Craft villages in Vietnam have a rich history that dates back several centuries. In recognition of their contribution to the socio-economic development of Vietnam’s rural areas, the Government Decree 2006 issued a number of policies on the development of craft villages with the aim of creating local employment opportunities.
Out of the 2800 types of craft villages, waste recycling craft villages are one of the prominent categories. They are newly established and mostly located in the North of Vietnam. They specialize in recycling various types of waste such as metal, paper, and plastic. The locals source raw materials such as plastics from junk buyers or waste pickers. The locals then transform them into plastic pellets that can be utilized to produce new materials. Besides plastics, these recycling craft villages also use metals obtained from out-of-date waste ships, boats, and motor cards as their main raw materials.

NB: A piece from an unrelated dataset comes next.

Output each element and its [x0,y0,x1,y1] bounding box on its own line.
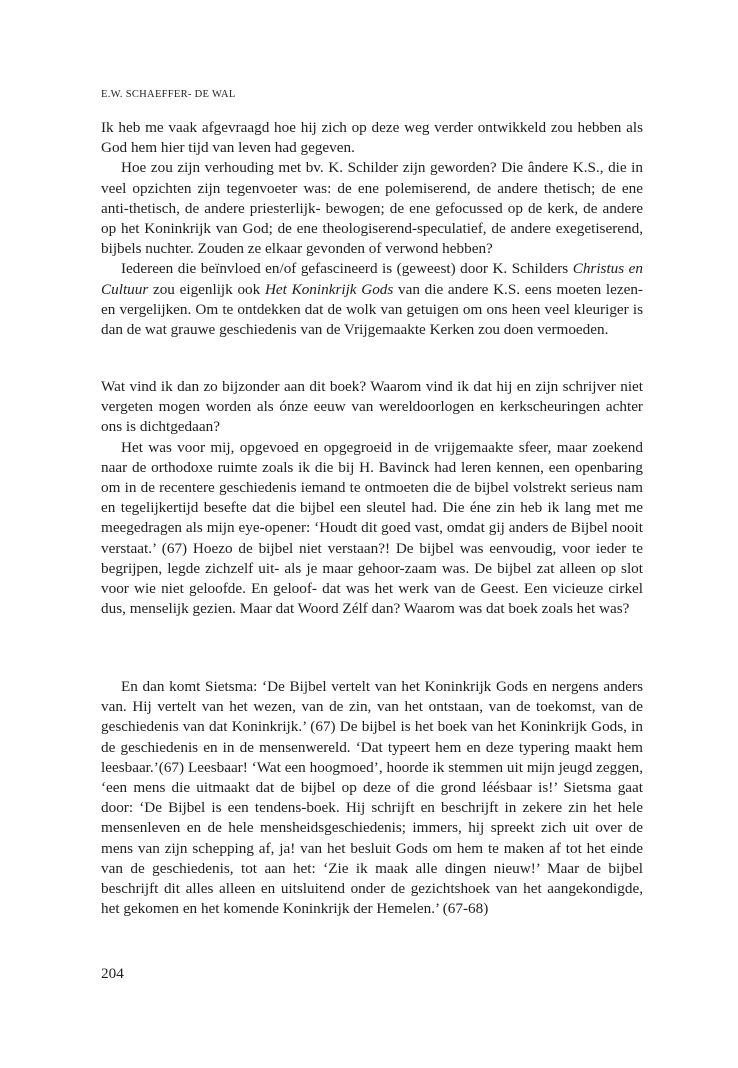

The self-regulatory nature of these villages is one of their notable aspects. Some operate on a self-employed basis while others are family-run or hire other workers. Each household focuses on a particular recycling type based on its specialization and capacity
Initially, the initiative was aimed to enhance employment opportunities through small-scale enterprises. The addition of craft villages exclusively for recycling has complemented the initial goal and also contributed towards waste management.
A national survey revealed that such craft villages helped recycle about one million tons of metals per annum. In one of the recycling craft villages, Trieu Khuc, there are about 77 businesses and 300 people engaged in recycling which helps generate employment. Another village with 600 people employed in the recycling industry annually produces 5000 tons of products that are sold to factories in the capital or exported to China. Another craft village that recycles plastic earns a monthly revenue of USD 21, 581.

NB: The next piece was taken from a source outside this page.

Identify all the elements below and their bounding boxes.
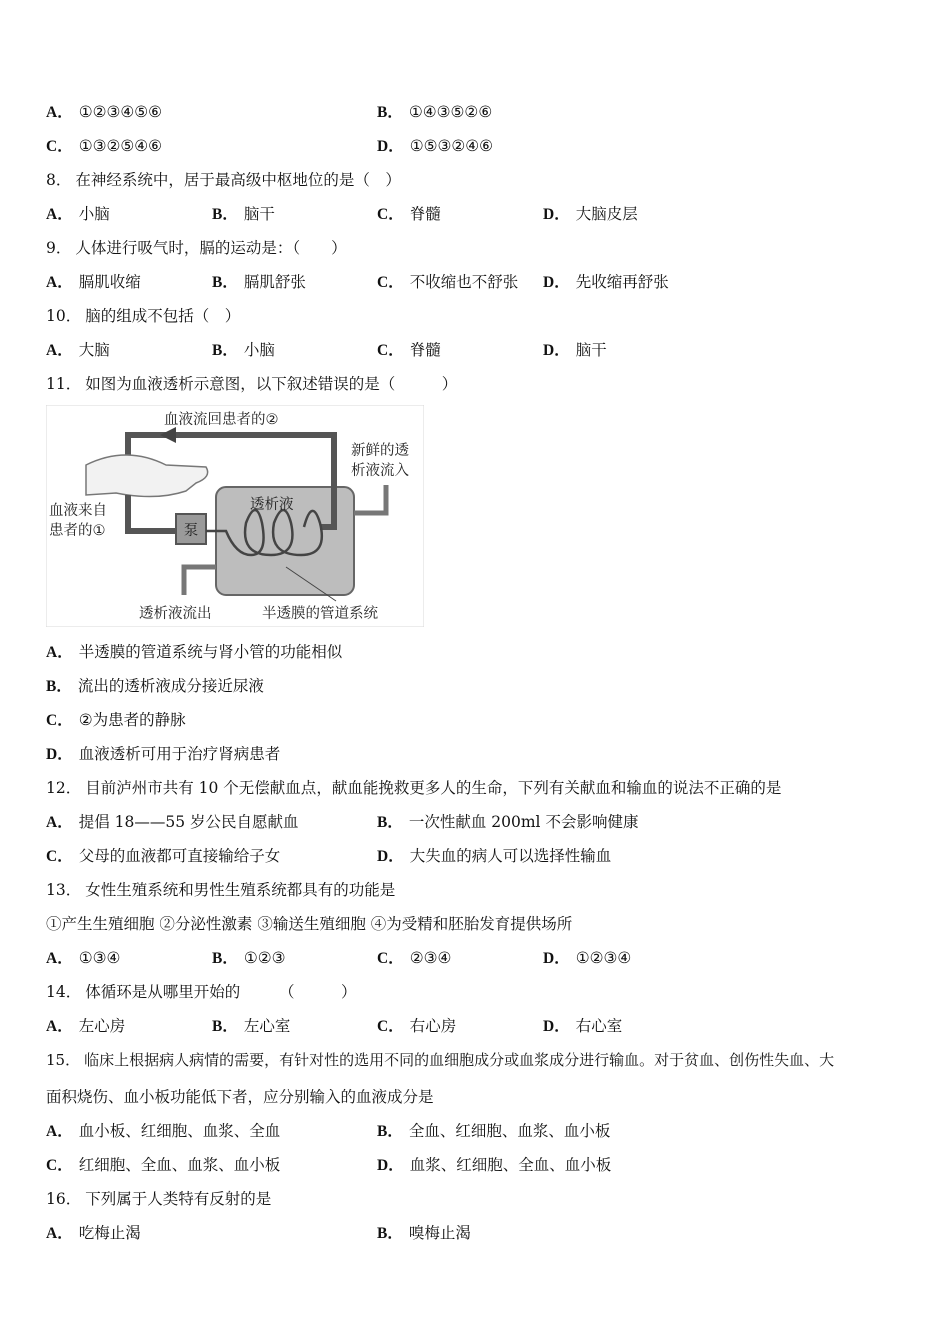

The benefits accrued by local communities from craft villages have increased the scale of craft production. However, the lack of sufficient investment in infrastructure means that waste management arising from the production process itself has become a challenge. For example, waste recycling processes such as metal recycling with high consumption of coal have caused air pollution. Further, residues generated from paper and plastic recycling alone make up five to ten percent of the waste that is left untreated. Hence, such mismanaged recycling processes have raised environmental and health concerns for the community.
It is important that an effective coordination mechanism is developed with the local government. The craft villages must be supported with the required investments to upgrade their recycling processes. Further, since the development of craft villages is supported by national-level policy, such policies can also mandate the use of efficient infrastructures and recycling processes that minimize waste.
The recycling craft villages are exemplary models of waste management. Their enterprising and innovative nature through the initiation and autonomy of local communities contribute to socio-economic and environmental development. Their operational modality is not complex and can be easily replicated at local levels. However, government support, investments, and timely training are integral to making their working processes efficient and scalable.